こうした中、(飲食店に対し1度目の緊急事態宣言のときと)同じような施策を打つことには納得ができない。ほかの施設が営業している中、飲食店だけが20時閉店というのは理解しがたい。(行政は)恐怖心をあおるようなことばかりで、むしろ政策によって生きるか死ぬかという塗炭の苦しみを味わっている人がたくさんいるのではないか。
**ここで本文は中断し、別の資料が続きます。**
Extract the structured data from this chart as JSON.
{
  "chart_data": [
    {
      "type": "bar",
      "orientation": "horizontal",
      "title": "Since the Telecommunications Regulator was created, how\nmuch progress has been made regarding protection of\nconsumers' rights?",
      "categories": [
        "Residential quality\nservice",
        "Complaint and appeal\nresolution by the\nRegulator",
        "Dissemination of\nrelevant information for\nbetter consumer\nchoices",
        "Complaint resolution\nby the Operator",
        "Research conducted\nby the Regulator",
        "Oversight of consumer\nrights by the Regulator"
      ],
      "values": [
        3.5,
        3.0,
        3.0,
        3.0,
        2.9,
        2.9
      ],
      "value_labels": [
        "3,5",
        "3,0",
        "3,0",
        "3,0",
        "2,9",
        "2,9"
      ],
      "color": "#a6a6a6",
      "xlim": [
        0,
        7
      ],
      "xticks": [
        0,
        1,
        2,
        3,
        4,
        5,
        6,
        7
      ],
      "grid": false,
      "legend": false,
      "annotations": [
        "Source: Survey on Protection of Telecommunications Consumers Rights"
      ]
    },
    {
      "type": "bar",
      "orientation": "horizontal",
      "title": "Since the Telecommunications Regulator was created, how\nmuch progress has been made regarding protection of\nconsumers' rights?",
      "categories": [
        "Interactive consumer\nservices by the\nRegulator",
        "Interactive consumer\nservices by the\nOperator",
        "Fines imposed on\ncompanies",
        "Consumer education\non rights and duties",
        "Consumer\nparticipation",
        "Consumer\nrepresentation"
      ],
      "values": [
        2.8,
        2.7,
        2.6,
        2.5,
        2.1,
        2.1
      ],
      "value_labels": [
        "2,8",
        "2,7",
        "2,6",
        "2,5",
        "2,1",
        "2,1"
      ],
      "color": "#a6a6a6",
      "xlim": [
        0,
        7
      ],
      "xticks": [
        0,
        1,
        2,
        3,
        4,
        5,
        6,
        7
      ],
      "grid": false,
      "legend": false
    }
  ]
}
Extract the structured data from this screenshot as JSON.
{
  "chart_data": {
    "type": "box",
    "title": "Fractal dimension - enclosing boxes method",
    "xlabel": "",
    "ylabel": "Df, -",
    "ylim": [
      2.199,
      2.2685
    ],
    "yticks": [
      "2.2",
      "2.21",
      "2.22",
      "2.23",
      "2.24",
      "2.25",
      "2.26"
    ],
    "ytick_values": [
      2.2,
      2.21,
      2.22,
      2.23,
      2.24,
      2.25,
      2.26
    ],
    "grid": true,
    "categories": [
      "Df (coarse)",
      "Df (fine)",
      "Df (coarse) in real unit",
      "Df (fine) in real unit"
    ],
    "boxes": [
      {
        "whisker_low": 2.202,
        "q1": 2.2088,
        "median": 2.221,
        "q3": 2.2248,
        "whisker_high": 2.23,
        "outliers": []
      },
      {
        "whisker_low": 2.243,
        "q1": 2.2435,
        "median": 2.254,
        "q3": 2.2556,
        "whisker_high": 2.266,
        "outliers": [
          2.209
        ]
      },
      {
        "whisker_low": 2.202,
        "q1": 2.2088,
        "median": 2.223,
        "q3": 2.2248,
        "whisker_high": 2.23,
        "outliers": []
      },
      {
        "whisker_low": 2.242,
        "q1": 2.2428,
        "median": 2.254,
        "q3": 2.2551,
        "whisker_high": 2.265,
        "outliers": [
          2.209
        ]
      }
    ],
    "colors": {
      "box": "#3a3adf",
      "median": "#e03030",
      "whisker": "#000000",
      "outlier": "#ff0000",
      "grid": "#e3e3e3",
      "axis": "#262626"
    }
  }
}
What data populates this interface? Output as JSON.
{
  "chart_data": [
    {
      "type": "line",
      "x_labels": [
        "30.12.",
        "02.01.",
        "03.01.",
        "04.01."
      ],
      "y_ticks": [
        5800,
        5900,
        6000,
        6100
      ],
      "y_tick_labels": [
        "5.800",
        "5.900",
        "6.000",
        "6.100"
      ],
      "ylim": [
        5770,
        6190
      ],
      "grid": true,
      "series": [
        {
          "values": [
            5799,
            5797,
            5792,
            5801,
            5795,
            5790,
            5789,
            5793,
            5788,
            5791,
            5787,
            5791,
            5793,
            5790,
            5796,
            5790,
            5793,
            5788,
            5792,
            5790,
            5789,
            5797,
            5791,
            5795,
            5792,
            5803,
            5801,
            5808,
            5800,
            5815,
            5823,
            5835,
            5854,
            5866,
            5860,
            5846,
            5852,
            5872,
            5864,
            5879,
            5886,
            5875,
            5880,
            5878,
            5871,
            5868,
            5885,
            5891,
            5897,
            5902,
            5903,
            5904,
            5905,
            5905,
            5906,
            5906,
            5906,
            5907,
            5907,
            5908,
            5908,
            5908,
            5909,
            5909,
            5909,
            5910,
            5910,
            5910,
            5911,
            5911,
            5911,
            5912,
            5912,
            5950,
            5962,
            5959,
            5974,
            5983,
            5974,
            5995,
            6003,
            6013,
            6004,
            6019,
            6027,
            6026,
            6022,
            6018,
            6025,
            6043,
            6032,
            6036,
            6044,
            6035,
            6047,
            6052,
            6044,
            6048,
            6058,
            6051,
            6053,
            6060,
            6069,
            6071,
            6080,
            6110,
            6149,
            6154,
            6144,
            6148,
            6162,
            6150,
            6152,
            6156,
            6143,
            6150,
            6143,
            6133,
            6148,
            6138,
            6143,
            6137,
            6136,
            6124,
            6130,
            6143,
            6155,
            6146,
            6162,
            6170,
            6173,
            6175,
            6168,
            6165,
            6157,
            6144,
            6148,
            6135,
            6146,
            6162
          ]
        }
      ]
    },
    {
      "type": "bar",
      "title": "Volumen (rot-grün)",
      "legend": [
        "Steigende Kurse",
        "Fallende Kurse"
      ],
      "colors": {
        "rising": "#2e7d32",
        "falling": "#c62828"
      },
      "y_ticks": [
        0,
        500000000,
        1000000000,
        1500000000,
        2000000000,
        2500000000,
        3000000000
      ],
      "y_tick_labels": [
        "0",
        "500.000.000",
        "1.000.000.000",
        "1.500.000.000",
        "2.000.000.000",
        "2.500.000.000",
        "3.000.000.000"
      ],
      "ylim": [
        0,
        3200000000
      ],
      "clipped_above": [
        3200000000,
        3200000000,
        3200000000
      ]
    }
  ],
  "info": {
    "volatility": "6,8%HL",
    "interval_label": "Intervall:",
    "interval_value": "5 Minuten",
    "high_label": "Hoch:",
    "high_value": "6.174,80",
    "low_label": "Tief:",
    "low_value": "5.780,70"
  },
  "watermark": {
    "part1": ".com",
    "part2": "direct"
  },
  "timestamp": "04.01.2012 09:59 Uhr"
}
法律上も「要請」は行政指導であり、従う義務はないと考えている。

――時短営業に応じた飲食店に支給される協力金額が、1店舗1日6万円という点についても、実態に即さないと指摘されています。

長谷川:うちは規模としては大きいほうなので、1日6万円という協力金では、とてもではないが会社の存続にとってサポートになりえない。

昨年は(前年比で)売り上げが半分近くまで下がって、創業以来最大の赤字を出した。幸いなことに銀行や政府系金融機関からお金を借りることができたが、今後また時短で同じようなことが起きたら、金融機関も貸し渋る可能性があるだろう。

――一方、効果的な対策がなされていれば時短要請に応じていた可能性が高いとも発信されています。

長谷川:例えば、われわれはロサンゼルスにも店舗を有しているが、アメリカはサポートをするシステムが豊富だ。当社の場合はPPP(給与保護プログラム) というものを利用した。これは借り入れ金だが、雇用維持など一定の条件を満たせば、それを返さなくてよいというパッケージだ。アメリカでは、罰則が厳しい分、何とか生き残れるような環境をスピード感をもって提供してもらえた。